I met a lot of interesting people in my time with my broken down speedster. I met a man who lived in his truck and drove around the states wherever he pleased. I met a kid with a Mohawk that promised to take me home if I would just get in his car - I did not. I met a tow-truck driver named Ace whose phone number I memorized because I called him so often. You know you are down on your luck when you have a favorite tow-truck driver. I met mechanics and service attendants. I even met used car salesmen I pleaded with to take my car. Only one actually did and he called me later to come pick up my lame car because it would not start for an interested buyer. I went, jostled the key, and drove off the lot.
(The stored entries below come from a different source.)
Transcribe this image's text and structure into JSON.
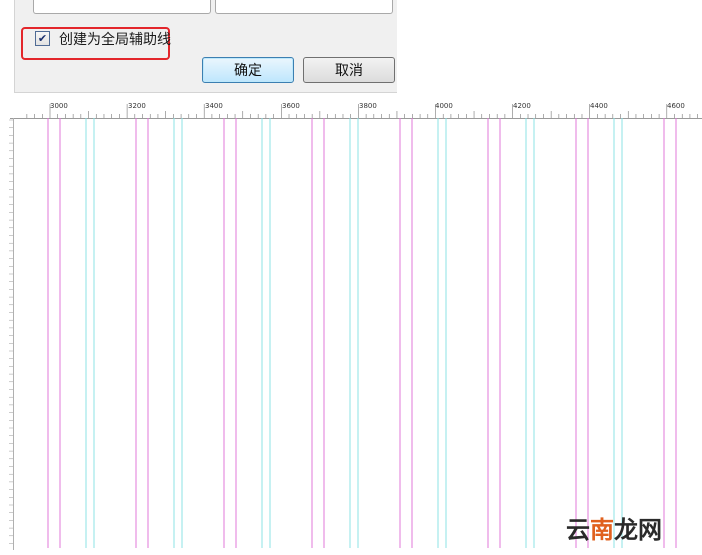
{
  "dialog": {
    "checkbox_label": "创建为全局辅助线",
    "checkbox_checked": true,
    "checkbox_mark": "✔",
    "ok_label": "确定",
    "cancel_label": "取消",
    "highlight_color": "#e3262b"
  },
  "ruler": {
    "labels": [
      "3000",
      "3200",
      "3400",
      "3600",
      "3800",
      "4000",
      "4200",
      "4400",
      "4600"
    ]
  },
  "guides": {
    "magenta_color": "#e27ad8",
    "cyan_color": "#8ee3e6"
  },
  "watermark": {
    "part1": "云",
    "part2": "南",
    "part3": "龙网"
  }
}
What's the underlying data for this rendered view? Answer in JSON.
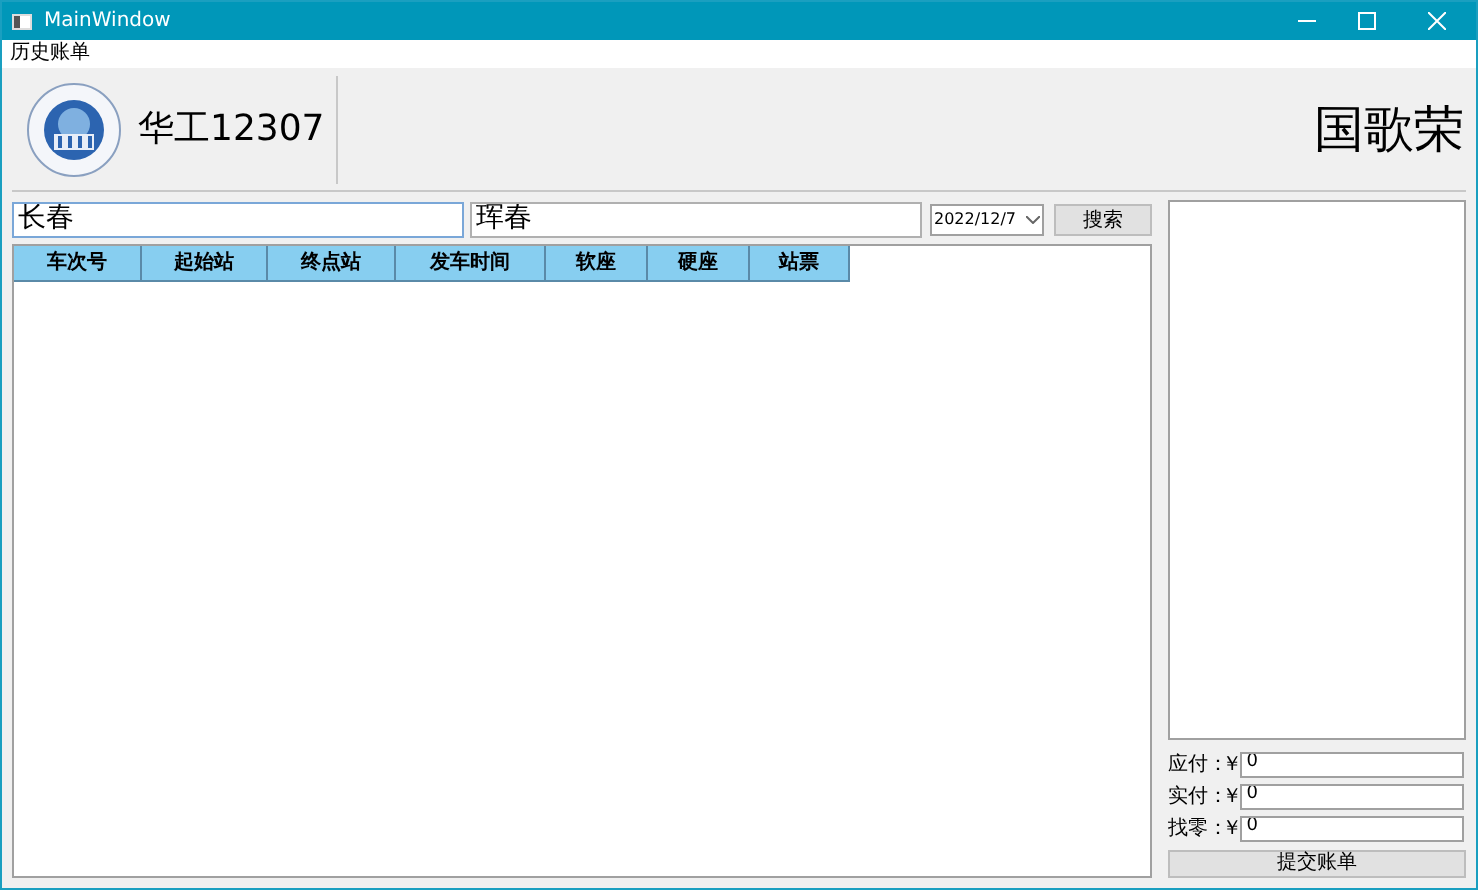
{
  "window": {
    "title": "MainWindow"
  },
  "menu": [
    "历史账单"
  ],
  "header": {
    "app_title": "华工12307",
    "user_name": "国歌荣"
  },
  "search": {
    "from_value": "长春",
    "to_value": "珲春",
    "date": "2022/12/7",
    "button": "搜索"
  },
  "table": {
    "columns": [
      "车次号",
      "起始站",
      "终点站",
      "发车时间",
      "软座",
      "硬座",
      "站票"
    ]
  },
  "payment": [
    {
      "label": "应付：",
      "currency": "￥",
      "value": "0"
    },
    {
      "label": "实付：",
      "currency": "￥",
      "value": "0"
    },
    {
      "label": "找零：",
      "currency": "￥",
      "value": "0"
    }
  ],
  "submit_button": "提交账单"
}
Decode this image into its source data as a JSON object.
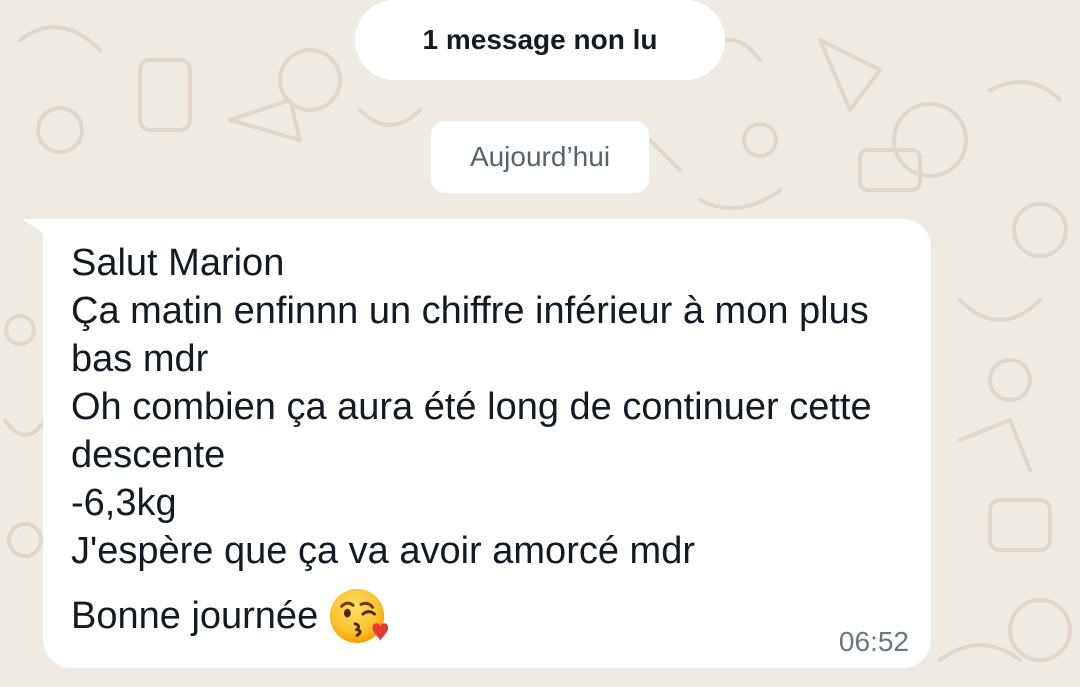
{
  "banner": {
    "unread_label": "1 message non lu"
  },
  "date_chip": {
    "label": "Aujourd’hui"
  },
  "message": {
    "lines": [
      "Salut Marion",
      "Ça matin enfinnn un chiffre inférieur à mon plus bas mdr",
      "Oh combien ça aura été long de continuer cette descente",
      "-6,3kg",
      "J'espère que ça va avoir amorcé mdr",
      "Bonne journée"
    ],
    "emoji_icon": "face-blowing-a-kiss-icon",
    "time": "06:52"
  },
  "colors": {
    "wallpaper": "#efeae2",
    "bubble": "#ffffff",
    "text": "#111b21",
    "meta_text": "#667781"
  }
}
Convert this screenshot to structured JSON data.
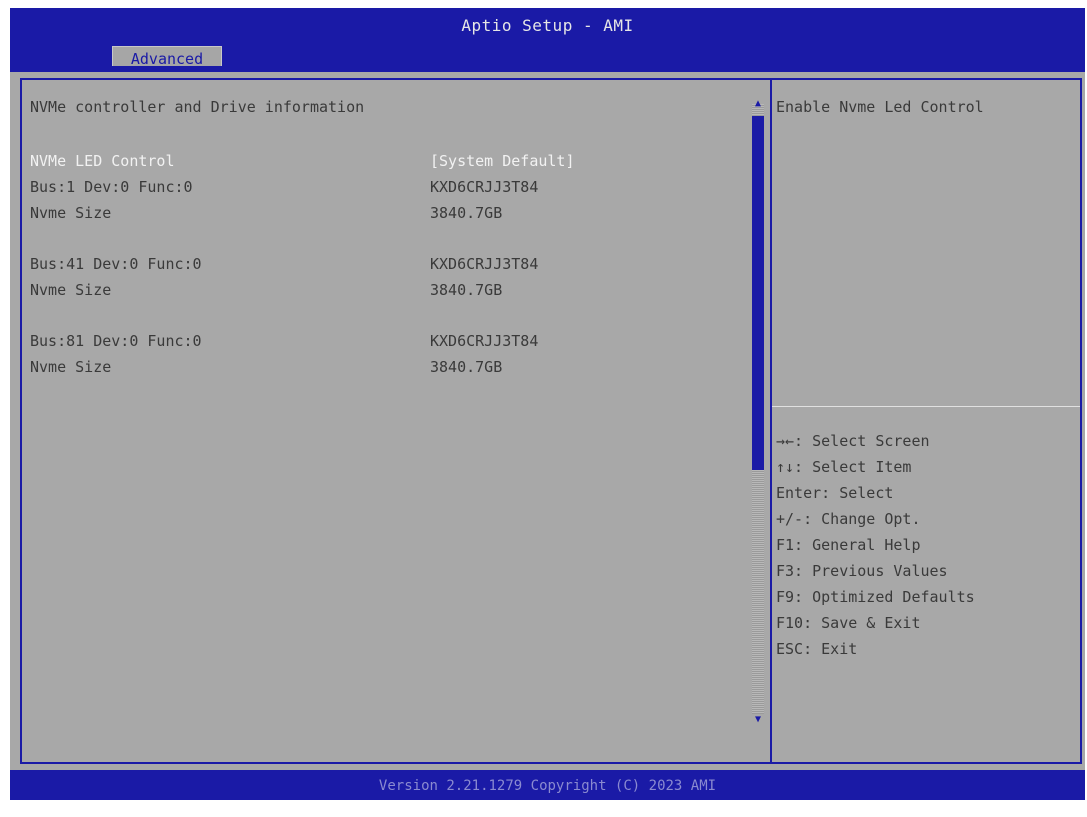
{
  "header": {
    "title": "Aptio Setup - AMI",
    "tabs": [
      {
        "label": "Advanced",
        "selected": true
      }
    ]
  },
  "content": {
    "heading": "NVMe controller and Drive information",
    "selected_item": {
      "label": "NVMe LED Control",
      "value": "[System Default]"
    },
    "devices": [
      {
        "bus_label": "Bus:1 Dev:0 Func:0",
        "model": "KXD6CRJJ3T84",
        "size_label": "Nvme Size",
        "size": "3840.7GB"
      },
      {
        "bus_label": "Bus:41 Dev:0 Func:0",
        "model": "KXD6CRJJ3T84",
        "size_label": "Nvme Size",
        "size": "3840.7GB"
      },
      {
        "bus_label": "Bus:81 Dev:0 Func:0",
        "model": "KXD6CRJJ3T84",
        "size_label": "Nvme Size",
        "size": "3840.7GB"
      }
    ]
  },
  "help": {
    "description": "Enable Nvme Led Control",
    "keys": [
      "→←: Select Screen",
      "↑↓: Select Item",
      "Enter: Select",
      "+/-: Change Opt.",
      "F1: General Help",
      "F3: Previous Values",
      "F9: Optimized Defaults",
      "F10: Save & Exit",
      "ESC: Exit"
    ]
  },
  "footer": {
    "text": "Version 2.21.1279 Copyright (C) 2023 AMI"
  },
  "colors": {
    "bar_blue": "#1a1aa6",
    "panel_gray": "#a8a8a8",
    "selected_text": "#f2f2f2",
    "normal_text": "#3a3a3a"
  }
}
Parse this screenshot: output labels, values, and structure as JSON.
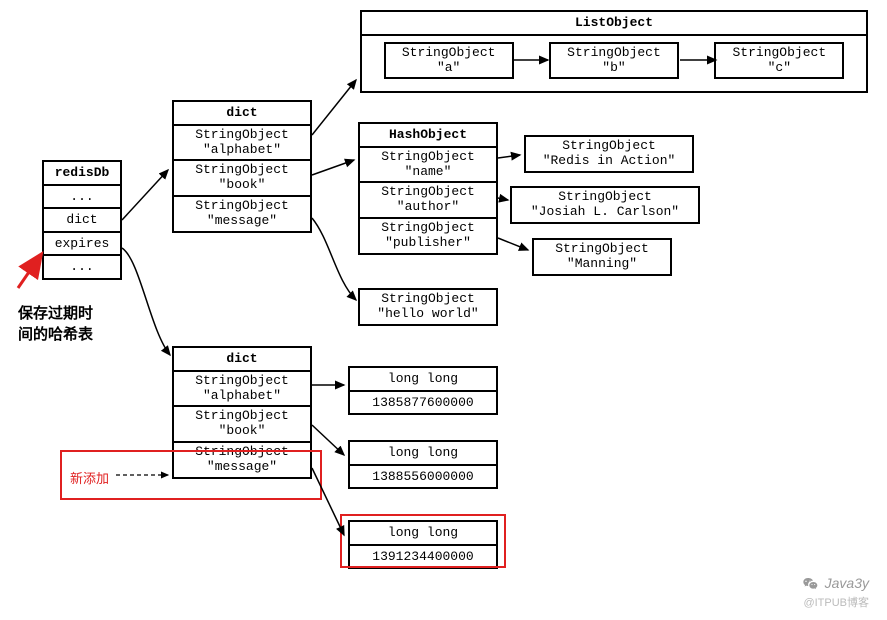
{
  "redisDb": {
    "title": "redisDb",
    "rows": [
      "...",
      "dict",
      "expires",
      "..."
    ]
  },
  "callout_expires": "保存过期时\n间的哈希表",
  "dict_main": {
    "title": "dict",
    "keys": [
      {
        "type": "StringObject",
        "val": "\"alphabet\""
      },
      {
        "type": "StringObject",
        "val": "\"book\""
      },
      {
        "type": "StringObject",
        "val": "\"message\""
      }
    ]
  },
  "list_object": {
    "title": "ListObject",
    "items": [
      {
        "type": "StringObject",
        "val": "\"a\""
      },
      {
        "type": "StringObject",
        "val": "\"b\""
      },
      {
        "type": "StringObject",
        "val": "\"c\""
      }
    ]
  },
  "hash_object": {
    "title": "HashObject",
    "fields": [
      {
        "type": "StringObject",
        "val": "\"name\""
      },
      {
        "type": "StringObject",
        "val": "\"author\""
      },
      {
        "type": "StringObject",
        "val": "\"publisher\""
      }
    ],
    "values": [
      {
        "type": "StringObject",
        "val": "\"Redis in Action\""
      },
      {
        "type": "StringObject",
        "val": "\"Josiah L. Carlson\""
      },
      {
        "type": "StringObject",
        "val": "\"Manning\""
      }
    ]
  },
  "hello": {
    "type": "StringObject",
    "val": "\"hello world\""
  },
  "dict_exp": {
    "title": "dict",
    "keys": [
      {
        "type": "StringObject",
        "val": "\"alphabet\""
      },
      {
        "type": "StringObject",
        "val": "\"book\""
      },
      {
        "type": "StringObject",
        "val": "\"message\""
      }
    ]
  },
  "longs": [
    {
      "type": "long long",
      "val": "1385877600000"
    },
    {
      "type": "long long",
      "val": "1388556000000"
    },
    {
      "type": "long long",
      "val": "1391234400000"
    }
  ],
  "new_label": "新添加",
  "watermark1": "Java3y",
  "watermark2": "@ITPUB博客",
  "chart_data": {
    "type": "diagram",
    "description": "Redis internal data-structure diagram: a redisDb struct with a main key dict and an expires dict. The main dict maps three StringObject keys (alphabet, book, message) to a ListObject [a,b,c], a HashObject {name→Redis in Action, author→Josiah L. Carlson, publisher→Manning}, and the string \"hello world\". The expires dict maps the same three keys to long long timestamps 1385877600000, 1388556000000, 1391234400000. Callout text: '保存过期时间的哈希表' (the hash table that stores expiry times). Red highlight '新添加' (newly added) on the message key and its expiry value."
  }
}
I had many conversations with my father that sounded like alien garble. He would say, "What did it sound like before it died? Did it go rib-a-rib-a-knock-knock?"

"No," I would answer. "It sounded more like clang-a-clang-a-bop-bop."

"Hmmm...The bop-bop again? What can that be?"

I learned more about car repair than I could possibly ever want to learn. I changed spark plugs and belts. I watched my Dad spend weekends trying to get the thing to run before he would sigh and tell me which repair facility to take it to.

The car was a lemon. I think it came off the line with some defect that no one could ever pinpoint. My parents had trouble with it before the bestowed it upon me.

Finally, my grandparents gave me $2,000 to put toward a new car. That was a requirement. It could not be used. It had to be showroom new. I was a young adult with stellar credit so I marched down to the Saturn dealership and drove away in my first car that was my very own. It had just seven miles on the odometer. It was wonderful. Well, except the part where they sang to me. Saturn used to do this thing where the entire staff would sing to you when you bought a car. It was horrifying. They even took my picture and sent me a calendar with a picture of just my new car and me with a pained look on my face. After their joyful singing they lined up so I could drive my car down the platform while they cheered and waved. Seriously painful.

My parents hung onto the Mustang for a couple more years before finally giving up on the thing and selling it. My dad told the young fellow buying it about all the issues it had and the dummy still wanted the thing. As he drove away my dad wished the kid well. It was less that a week later that the kid called and asked what the heck my dad had sold him. My dad reiterated that he told him all the problems the car had.

"You didn't tell me the windshield would fall out while driving down the freeway!" the young man hollered.

"It what?" my dad could not stop laughing. He apologized to the kid and told him he hoped he could find a good repair shop...he would need it!